La première relation qu’a connue Pauline à 19 ans s’est soldée par des violences en tous genres. Aujourd’hui, encore marquée par le traumatisme, elle s’exprime dans une longue lettre lucide et bouleversante.

Ceci est une retranscription de la lettre de Pauline. Pour retrouver la version qu’elle a lue et commentée, écoutez l’épisode sur toutes les plateformes d’écoute (Spotify, Deezer, Apple Podcasts…)

Attention, dans cette lettre, il est question de violences sexuelles, physiques et de harcèlement. S’il s’agit de sujets sensibles pour vous, lisez et écoutez le podcast avec prudence. Des ressources vous sont proposées à la fin de l’article.

Chère exe, 

La mémoire est une chose bien amusante. Elle choisit de faire de certains souvenirs des choses éphémères, aussi palpables et temporaires qu’une brise vespérale dont on ne garderait sur la peau que quelques frissons. Mais elle peut également choisir de faire du même souvenir un poignard aiguisé, lacérant notre peau, notre cœur et nos entrailles, inlassablement, laissant une plaie ouverte, saignante, purulente, dont notre corps et notre âme seront à jamais marqués.
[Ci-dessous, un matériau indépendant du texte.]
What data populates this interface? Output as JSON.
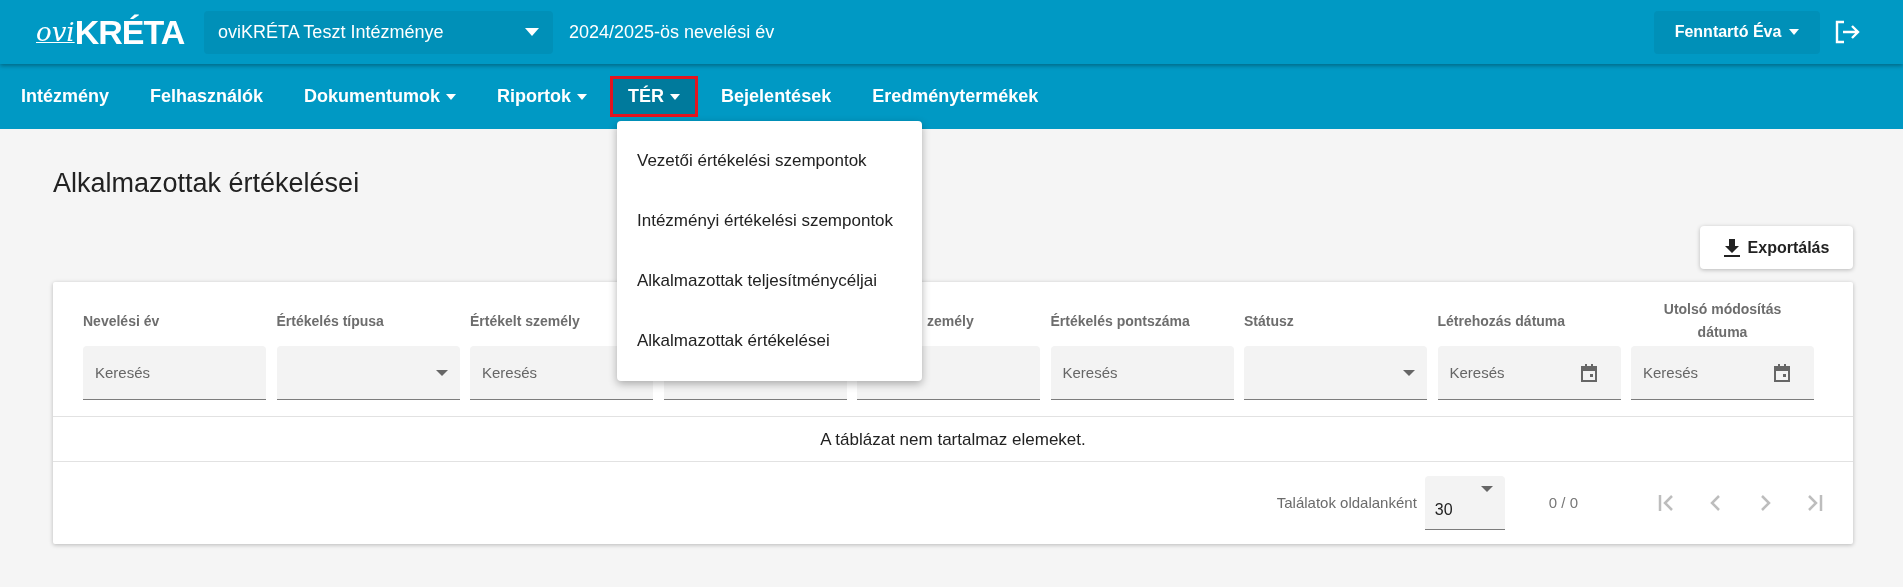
{
  "header": {
    "logo": {
      "script": "ovi",
      "name": "KRÉTA"
    },
    "institution": {
      "value": "oviKRÉTA Teszt Intézménye"
    },
    "school_year": "2024/2025-ös nevelési év",
    "user_menu": {
      "label": "Fenntartó Éva"
    }
  },
  "nav": [
    {
      "label": "Intézmény",
      "dropdown": false,
      "selected": false
    },
    {
      "label": "Felhasználók",
      "dropdown": false,
      "selected": false
    },
    {
      "label": "Dokumentumok",
      "dropdown": true,
      "selected": false
    },
    {
      "label": "Riportok",
      "dropdown": true,
      "selected": false
    },
    {
      "label": "TÉR",
      "dropdown": true,
      "selected": true
    },
    {
      "label": "Bejelentések",
      "dropdown": false,
      "selected": false
    },
    {
      "label": "Eredménytermékek",
      "dropdown": false,
      "selected": false
    }
  ],
  "open_menu": {
    "items": [
      "Vezetői értékelési szempontok",
      "Intézményi értékelési szempontok",
      "Alkalmazottak teljesítménycéljai",
      "Alkalmazottak értékelései"
    ]
  },
  "page_title": "Alkalmazottak értékelései",
  "export_button": {
    "label": "Exportálás"
  },
  "table": {
    "columns": [
      {
        "label": "Nevelési év",
        "filter": {
          "kind": "text",
          "placeholder": "Keresés"
        }
      },
      {
        "label": "Értékelés típusa",
        "filter": {
          "kind": "select"
        }
      },
      {
        "label": "Értékelt személy",
        "filter": {
          "kind": "text",
          "placeholder": "Keresés"
        }
      },
      {
        "filter": {
          "kind": "text"
        }
      },
      {
        "label": "zemély",
        "partly_hidden": true,
        "filter": {
          "kind": "text"
        }
      },
      {
        "label": "Értékelés pontszáma",
        "filter": {
          "kind": "text",
          "placeholder": "Keresés"
        }
      },
      {
        "label": "Státusz",
        "filter": {
          "kind": "select"
        }
      },
      {
        "label": "Létrehozás dátuma",
        "filter": {
          "kind": "date",
          "placeholder": "Keresés"
        }
      },
      {
        "label": "Utolsó módosítás dátuma",
        "filter": {
          "kind": "date",
          "placeholder": "Keresés"
        }
      }
    ],
    "empty_message": "A táblázat nem tartalmaz elemeket."
  },
  "footer": {
    "page_size_label": "Találatok oldalanként",
    "page_size": "30",
    "page_info": "0 / 0",
    "pager": [
      {
        "kind": "first",
        "disabled": true
      },
      {
        "kind": "prev",
        "disabled": true
      },
      {
        "kind": "next",
        "disabled": true
      },
      {
        "kind": "last",
        "disabled": true
      }
    ]
  }
}
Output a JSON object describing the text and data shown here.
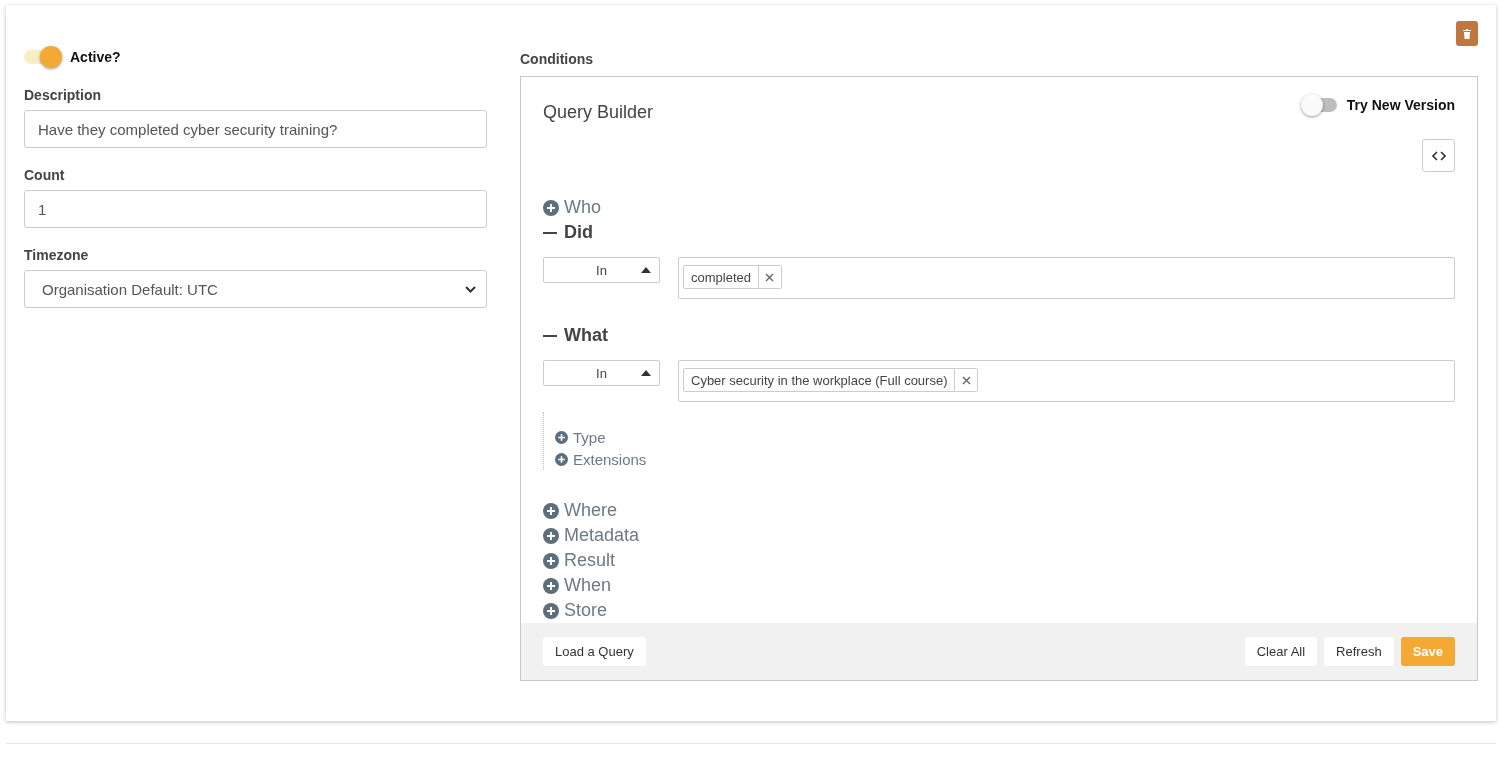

Un souvenir commun peut alors prendre la forme d’une réalité différente pour chacune, tant et si bien que la réalité objective d’un évènement n’est plus qu’une projection de ressentis subjectifs. 

Aujourd’hui, je décide de t’écrire cette lettre pour que le couteau arrête de lacérer mon cœur, et puisse le laisser guérir en paix. Et je sais que tu ne peux te rendre compte de ce que je ressens en t’écrivant ces mots, car, pour toi, ces souvenirs ne sont peut-être simplement que les quelques frissons provoqués par le vent frais de l’été, quand pour moi, ils sont le poison acerbe qui me dévore lentement de l’intérieur. 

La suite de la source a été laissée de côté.